Ben pochi di noi, fortunatamente, hanno mai vissuto l’esperienza orribile di trovarsi bloccati, senza prospettive di uscirne, su una sedia a rotelle. E presumibilmente per questa motivazione, gran parte di noi ha dell’abbattimento barriere architettoniche un’idea che è, a voler essere ottimisti, quantomeno vaga – quando invece non si trova ad essere quasi assolutamente assente. Nei casi migliori percepiamo, indistintamente, che possa essere una cosa giusta da fare, e specialmente abitualmente pensiamo che, tutto sommato, visto e considerato quanto strazio e quanta pena sono costretti a tollerare i disabili, dare loro in compensazione qualche privilegio e qualche favore sia solamente giusto.
Di certo, quando pensiamo questo, siamo pieni della sensazione di avere espresso un’idea profondamente giusta e generosa, per non voler dire addirittura magnanima, e quindi c’è la possibilità che ci sentiamo piccati, e colti sul vivo, dall’affermazione che leggeremo fra poco. Questo non è un motivo sufficiente per astenersi dal farla: il problema non è questo. Non c’entrano niente, con la questione, né il reale dolore e la concreta sofferenza di un disabile – che restano naturalmente innegabili – né tanto meno un qualche moto di consolazione, per generoso e emozionante che possa apparire il desiderio di portare consolazione a chi patisce questa sfortuna.
Il discorso effettivo può sembrare partire da lontano, ma in realtà non è così. Per capire la faccenda dobbiamo partire dal presupposto fondamentale della nostra società: ossia che le persone, per essere realmente cittadini e partecipare alla vita comune, hanno dei doveri e dei diritti, e che deve essere dato modo a tutti di svolgere i primi e di godere dei secondi, pienamente: se questo non accade, si finisce con l’avere dei cittadini di serie A e dei cittadini di serie B, e questo non conduce in alcun modo ad una società giusta o in qualunque modo democratica, bensì ad una società a due velocità, in cui una parte dei cittadini rimane per forza indietro.

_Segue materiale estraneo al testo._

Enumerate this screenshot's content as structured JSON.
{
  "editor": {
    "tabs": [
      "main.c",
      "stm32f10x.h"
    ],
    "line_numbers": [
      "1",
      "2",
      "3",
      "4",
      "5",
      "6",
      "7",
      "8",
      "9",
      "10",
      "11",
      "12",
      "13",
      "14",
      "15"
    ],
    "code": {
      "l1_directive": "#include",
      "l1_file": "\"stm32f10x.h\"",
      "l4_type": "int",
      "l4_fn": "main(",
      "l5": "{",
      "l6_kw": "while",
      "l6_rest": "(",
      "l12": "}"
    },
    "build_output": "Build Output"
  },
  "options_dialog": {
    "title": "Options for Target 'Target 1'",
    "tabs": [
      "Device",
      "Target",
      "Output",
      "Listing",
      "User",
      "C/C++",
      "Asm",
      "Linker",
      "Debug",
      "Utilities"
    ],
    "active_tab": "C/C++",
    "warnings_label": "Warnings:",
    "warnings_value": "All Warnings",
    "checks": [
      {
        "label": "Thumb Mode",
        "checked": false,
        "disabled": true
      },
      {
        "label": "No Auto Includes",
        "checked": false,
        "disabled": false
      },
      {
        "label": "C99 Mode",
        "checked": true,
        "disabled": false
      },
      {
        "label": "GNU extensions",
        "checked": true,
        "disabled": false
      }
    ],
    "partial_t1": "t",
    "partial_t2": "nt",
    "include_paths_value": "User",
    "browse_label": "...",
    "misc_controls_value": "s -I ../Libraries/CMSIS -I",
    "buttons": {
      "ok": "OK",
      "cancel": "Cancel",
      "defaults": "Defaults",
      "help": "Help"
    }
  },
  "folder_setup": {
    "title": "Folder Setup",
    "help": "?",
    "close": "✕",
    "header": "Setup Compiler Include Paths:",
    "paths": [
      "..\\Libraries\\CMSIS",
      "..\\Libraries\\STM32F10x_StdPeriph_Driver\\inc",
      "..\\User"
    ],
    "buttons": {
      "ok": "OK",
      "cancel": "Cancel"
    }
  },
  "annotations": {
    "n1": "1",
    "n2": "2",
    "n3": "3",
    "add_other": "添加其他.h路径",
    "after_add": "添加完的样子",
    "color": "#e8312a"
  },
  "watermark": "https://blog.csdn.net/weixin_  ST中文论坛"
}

E le barriere architettoniche sono proprio un esempio di questo genere di società, a prescindere dai motivi storici per cui possono essere state non considerate nel corso dei secoli: rimane il fatto che oggi sono un elemento intollerabile non per un fatto di compassione, ma per un fatto di equità. Se dovessimo provare l’esperienza di cui parlavamo all’inizio, quella di essere su una sedia a rotelle, scopriremmo che, se c’è solo una scala per raggiungere gli uffici del comune, siamo impossibilitati ad occuparci in via autonoma anche di attività basilari come il rilascio di un documento: e che un bancone troppo alto all’ufficio della posta ci può rendere impossibile o ingiustamente difficile anche solo spedire una raccomandata.
E allora con che ottica dovremmo, invece, provare ad analizzare il problema e cercare di risolverlo, se quella che ci viene più facile è tanto errata? Forse basterebbe scrutare con occhio critico il mondo e chiederci “Tutti siamo cittadini, e in quanto tali tutti, per poter essere attivi e svolgere il nostro ruolo, abbiamo dei diritti. Ce n’è qualcuno che viene ostacolato dalla disabilità, e come si può in tal caso annullare il problema?” Non c’è dubbio: noteremmo tante barriere architettoniche. E forse, anche tante barriere nella nostra mente.